Le lendemain je continua mon périple pour aboutir a Noranda qui est une grande ville aux allures de cité qui permet a quiconque de jouir de tout ce que peut offrir une grande ville incluant un Wal Mart situé non loin de la plage ! J’y suis resté quelques jours le temps de me reposer et de compléter mon compte rendu en Anglais. 

 

La grande ville a l’opposé des autres aux Témiscaming plutôt a vocation agricole sinon forestière   prit ses origines suite a la découverte d’un énorme gisement de cuivre et d’or vers la fin des années 20. Si je fais confiance a ce que mon oncle m’indiqua, cette découverte changea le monde... Du moins son énorme rendement permit de plus rapidement clore la 2ieme guerre mondiale, ce qui sommes toute semble hautement improbable (mon oncle me conte des histoires lke plus serieusement du monde)…Formellement la mine produisit suffisamment de cuivre et d’or pour subvenir aux besoins de l’affinerie incorporé jusqu'au milieu des années 70. Subséquemment enfin d’assurer la survie de la mine et de la cité il fallait importer du minerais d’un peu partout par le monde.

 

 Aujourd’hui la cité survit suite a l’implantation d’une infrastructure de services de toute ordre permettant aux citoyens de confronter le monde moderne avec une certaine mesure de prévoyance tel que le démontre le grand complexe de l’université du Québec qui y est établi.
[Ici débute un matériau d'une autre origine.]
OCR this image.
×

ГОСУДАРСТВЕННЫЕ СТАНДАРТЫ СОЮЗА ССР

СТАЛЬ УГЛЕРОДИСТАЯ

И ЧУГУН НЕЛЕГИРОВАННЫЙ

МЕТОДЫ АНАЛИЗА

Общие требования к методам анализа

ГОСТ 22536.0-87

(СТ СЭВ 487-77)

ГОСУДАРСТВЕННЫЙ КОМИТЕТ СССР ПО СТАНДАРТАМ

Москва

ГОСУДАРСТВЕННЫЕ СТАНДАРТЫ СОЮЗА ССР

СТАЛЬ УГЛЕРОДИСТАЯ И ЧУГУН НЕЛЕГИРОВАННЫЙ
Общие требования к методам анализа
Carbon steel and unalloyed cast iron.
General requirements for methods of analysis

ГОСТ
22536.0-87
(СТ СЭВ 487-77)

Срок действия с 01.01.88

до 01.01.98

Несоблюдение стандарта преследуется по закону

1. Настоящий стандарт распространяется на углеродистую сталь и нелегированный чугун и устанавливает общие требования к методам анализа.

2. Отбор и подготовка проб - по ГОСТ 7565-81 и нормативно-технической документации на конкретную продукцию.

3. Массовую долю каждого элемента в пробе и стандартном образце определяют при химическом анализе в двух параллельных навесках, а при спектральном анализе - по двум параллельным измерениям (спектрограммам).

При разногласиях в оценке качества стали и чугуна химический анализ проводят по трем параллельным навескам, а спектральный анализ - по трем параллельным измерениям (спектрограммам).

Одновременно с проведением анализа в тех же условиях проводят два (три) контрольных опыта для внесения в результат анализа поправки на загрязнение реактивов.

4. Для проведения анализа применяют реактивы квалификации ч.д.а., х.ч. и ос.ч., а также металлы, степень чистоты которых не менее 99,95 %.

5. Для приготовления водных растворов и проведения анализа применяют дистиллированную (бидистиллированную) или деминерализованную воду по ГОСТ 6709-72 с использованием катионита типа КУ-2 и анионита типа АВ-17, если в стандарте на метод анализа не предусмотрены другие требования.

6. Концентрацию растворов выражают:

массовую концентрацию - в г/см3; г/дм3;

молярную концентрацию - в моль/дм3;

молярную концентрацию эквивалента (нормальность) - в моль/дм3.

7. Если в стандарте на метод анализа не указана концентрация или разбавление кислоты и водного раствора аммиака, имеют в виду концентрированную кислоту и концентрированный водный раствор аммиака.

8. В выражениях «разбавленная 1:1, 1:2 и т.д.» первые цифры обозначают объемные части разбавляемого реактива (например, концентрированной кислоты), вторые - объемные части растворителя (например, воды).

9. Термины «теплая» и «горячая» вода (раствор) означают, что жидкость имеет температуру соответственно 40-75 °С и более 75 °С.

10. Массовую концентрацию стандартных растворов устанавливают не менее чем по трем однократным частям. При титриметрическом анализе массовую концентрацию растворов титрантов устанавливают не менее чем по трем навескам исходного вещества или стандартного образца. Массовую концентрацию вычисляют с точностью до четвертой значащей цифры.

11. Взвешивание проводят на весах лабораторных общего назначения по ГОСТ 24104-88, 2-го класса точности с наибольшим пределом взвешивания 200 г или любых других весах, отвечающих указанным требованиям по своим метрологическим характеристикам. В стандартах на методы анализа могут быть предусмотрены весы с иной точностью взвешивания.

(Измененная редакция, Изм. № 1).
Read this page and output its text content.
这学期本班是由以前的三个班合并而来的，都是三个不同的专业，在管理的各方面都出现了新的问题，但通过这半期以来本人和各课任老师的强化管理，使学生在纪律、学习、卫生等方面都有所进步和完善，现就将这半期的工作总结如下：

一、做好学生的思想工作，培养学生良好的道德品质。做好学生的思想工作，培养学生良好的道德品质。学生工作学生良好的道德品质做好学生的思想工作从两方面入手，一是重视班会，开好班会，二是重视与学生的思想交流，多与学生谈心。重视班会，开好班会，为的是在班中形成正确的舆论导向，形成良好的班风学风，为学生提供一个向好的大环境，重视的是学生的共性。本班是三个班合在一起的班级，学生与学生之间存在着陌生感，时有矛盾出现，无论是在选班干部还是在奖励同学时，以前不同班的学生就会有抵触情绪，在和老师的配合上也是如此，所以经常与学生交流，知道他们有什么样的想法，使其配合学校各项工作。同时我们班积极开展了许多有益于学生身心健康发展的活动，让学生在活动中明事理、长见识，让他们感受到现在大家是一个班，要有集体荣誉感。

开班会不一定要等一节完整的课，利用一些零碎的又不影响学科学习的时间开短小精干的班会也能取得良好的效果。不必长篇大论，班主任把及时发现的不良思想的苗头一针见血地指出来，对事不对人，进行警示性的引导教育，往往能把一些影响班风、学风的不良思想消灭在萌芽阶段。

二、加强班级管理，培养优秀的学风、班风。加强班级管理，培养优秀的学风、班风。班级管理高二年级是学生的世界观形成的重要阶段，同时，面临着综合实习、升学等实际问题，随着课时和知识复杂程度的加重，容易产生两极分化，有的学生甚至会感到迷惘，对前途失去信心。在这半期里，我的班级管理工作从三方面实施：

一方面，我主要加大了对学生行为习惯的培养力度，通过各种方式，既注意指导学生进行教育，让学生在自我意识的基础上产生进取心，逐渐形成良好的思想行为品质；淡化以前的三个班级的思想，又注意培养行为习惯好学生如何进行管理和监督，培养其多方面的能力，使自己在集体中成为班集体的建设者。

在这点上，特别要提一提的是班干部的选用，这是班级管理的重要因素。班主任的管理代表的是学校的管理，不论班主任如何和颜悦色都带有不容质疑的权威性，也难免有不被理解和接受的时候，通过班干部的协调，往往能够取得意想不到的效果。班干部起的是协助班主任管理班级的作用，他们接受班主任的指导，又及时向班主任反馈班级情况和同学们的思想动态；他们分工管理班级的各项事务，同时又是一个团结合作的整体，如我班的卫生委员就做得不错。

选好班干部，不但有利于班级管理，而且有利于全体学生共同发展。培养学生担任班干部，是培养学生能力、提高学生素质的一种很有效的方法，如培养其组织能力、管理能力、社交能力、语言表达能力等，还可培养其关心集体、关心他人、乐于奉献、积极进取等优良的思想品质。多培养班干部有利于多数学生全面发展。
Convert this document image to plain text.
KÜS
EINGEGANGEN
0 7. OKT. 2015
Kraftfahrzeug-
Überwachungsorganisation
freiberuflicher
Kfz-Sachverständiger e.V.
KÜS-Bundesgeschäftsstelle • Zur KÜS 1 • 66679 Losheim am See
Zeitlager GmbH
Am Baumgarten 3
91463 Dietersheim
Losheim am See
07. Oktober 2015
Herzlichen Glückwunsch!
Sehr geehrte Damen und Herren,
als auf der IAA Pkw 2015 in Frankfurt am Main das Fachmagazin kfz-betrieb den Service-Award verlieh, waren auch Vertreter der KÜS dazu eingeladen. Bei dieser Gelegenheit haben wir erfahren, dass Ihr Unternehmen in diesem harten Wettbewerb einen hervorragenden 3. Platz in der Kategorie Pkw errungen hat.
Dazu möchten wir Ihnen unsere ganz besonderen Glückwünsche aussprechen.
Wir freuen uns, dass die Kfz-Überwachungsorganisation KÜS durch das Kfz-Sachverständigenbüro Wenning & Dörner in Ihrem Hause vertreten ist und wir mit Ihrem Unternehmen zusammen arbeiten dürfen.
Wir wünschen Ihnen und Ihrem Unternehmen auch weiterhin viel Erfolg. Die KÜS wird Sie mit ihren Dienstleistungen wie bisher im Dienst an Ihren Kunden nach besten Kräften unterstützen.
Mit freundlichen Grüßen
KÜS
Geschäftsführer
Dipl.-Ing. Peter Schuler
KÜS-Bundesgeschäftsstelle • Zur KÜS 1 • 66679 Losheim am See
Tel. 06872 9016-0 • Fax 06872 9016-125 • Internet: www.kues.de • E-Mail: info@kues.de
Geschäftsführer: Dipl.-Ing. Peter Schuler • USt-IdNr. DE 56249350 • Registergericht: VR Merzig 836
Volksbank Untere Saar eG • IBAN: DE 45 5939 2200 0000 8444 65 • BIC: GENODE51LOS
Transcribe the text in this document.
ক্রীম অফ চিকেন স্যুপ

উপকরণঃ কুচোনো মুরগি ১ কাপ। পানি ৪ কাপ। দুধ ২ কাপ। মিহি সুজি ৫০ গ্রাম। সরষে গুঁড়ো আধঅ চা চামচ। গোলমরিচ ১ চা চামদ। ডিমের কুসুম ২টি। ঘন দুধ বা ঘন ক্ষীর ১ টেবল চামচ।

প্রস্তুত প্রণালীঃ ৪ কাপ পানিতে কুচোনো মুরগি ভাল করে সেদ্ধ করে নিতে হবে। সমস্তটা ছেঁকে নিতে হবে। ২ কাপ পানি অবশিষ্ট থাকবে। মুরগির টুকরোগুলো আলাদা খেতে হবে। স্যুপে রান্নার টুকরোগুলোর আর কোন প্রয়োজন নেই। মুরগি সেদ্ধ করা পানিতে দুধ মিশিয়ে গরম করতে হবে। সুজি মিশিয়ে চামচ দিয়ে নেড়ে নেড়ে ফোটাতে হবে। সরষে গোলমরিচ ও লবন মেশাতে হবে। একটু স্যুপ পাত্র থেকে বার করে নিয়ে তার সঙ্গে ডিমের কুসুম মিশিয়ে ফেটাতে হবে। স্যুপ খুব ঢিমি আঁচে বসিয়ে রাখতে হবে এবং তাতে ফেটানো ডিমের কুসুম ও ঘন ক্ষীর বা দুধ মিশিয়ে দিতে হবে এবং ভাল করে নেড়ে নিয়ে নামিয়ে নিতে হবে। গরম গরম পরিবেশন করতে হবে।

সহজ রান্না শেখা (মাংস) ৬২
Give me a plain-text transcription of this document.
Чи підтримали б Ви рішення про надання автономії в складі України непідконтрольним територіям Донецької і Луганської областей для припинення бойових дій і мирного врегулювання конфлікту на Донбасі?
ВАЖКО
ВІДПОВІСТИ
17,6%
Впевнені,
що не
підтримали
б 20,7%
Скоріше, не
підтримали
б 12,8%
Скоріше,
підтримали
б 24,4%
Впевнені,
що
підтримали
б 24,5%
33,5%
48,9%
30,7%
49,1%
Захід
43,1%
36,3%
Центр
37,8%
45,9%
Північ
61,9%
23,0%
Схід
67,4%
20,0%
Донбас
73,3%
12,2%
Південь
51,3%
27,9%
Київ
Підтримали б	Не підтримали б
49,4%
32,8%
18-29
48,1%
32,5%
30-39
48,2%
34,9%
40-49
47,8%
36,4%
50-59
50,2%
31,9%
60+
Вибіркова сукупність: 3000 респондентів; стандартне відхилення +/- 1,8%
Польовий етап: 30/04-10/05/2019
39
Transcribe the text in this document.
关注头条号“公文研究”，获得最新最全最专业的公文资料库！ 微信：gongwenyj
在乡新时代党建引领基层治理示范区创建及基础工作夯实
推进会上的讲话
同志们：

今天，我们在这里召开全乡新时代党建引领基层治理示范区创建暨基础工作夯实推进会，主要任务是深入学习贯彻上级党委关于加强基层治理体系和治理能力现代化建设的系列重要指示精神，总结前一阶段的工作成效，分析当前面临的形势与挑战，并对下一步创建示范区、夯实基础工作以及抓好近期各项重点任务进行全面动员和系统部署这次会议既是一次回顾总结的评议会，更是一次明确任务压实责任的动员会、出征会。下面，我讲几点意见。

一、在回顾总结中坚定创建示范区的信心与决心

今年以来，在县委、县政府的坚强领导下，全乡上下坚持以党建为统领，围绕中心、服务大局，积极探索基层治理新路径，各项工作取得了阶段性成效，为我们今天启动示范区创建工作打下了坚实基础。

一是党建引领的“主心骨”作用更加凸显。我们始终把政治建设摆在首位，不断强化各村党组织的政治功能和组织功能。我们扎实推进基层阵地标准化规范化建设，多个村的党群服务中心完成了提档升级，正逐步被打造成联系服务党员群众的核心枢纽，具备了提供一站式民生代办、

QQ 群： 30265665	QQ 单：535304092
Étant a l’origine une ville strictement a vocation minière avec une grande proportion d’immigrants d’Europe de l’est y travaillant dans les mines la ville d’aujourd’hui s’est bien adapté aux impératifs d’un monde moderne en évolution constante suite a l’esprit d’innovation de ses entreprises et par une certaine autosuffisance au niveau de l’infrastructure de services publiques et privés pour ainsi dire bien servir son mandat de métropole de l’Abitibi sinon du Québec minier et même au niveau mondial (dans le secteur minier) par les produits innovateurs qui sont conçus en région même si l’autre grande ville qu’est Val D’or semble a certains égards lui rafler ce titre.

 

Je quitta le centre urbain pour poursuivre le trajet vers mon lieu de naissance qu’est La Sarre et ultimement un peu plus au nord pour revenir vers Amos et Val D’or avant de poursuivre le trajet par le parc de la Verendrye vers mon point de départ qu’est Montréal.

 

 Pour ceux passionnés de mines et de leur histoire l’Abitibi permet d’avoir un bon aperçu du passé du présent et de l’avenir non seulement par ses vestiges et son activité courante mais aussi par ses centres d’interprétation qui incluent la visite d’infrastructures tel qu’est le cas a Noranda et a Val D’or ou il est possible de faire une visite souterraine.En terme d'esprit d'innovation, Il suffit de s'y attarder quelques instants pour découvrir le dynamisme des gens qui d'hier a aujourdhui ont faconné une région qui peut aussi se targuer d'être aussi a l'avant plan en terme d'innovation technique démontrant de fait même l'esprit d'innovation qui anime les gens de la région.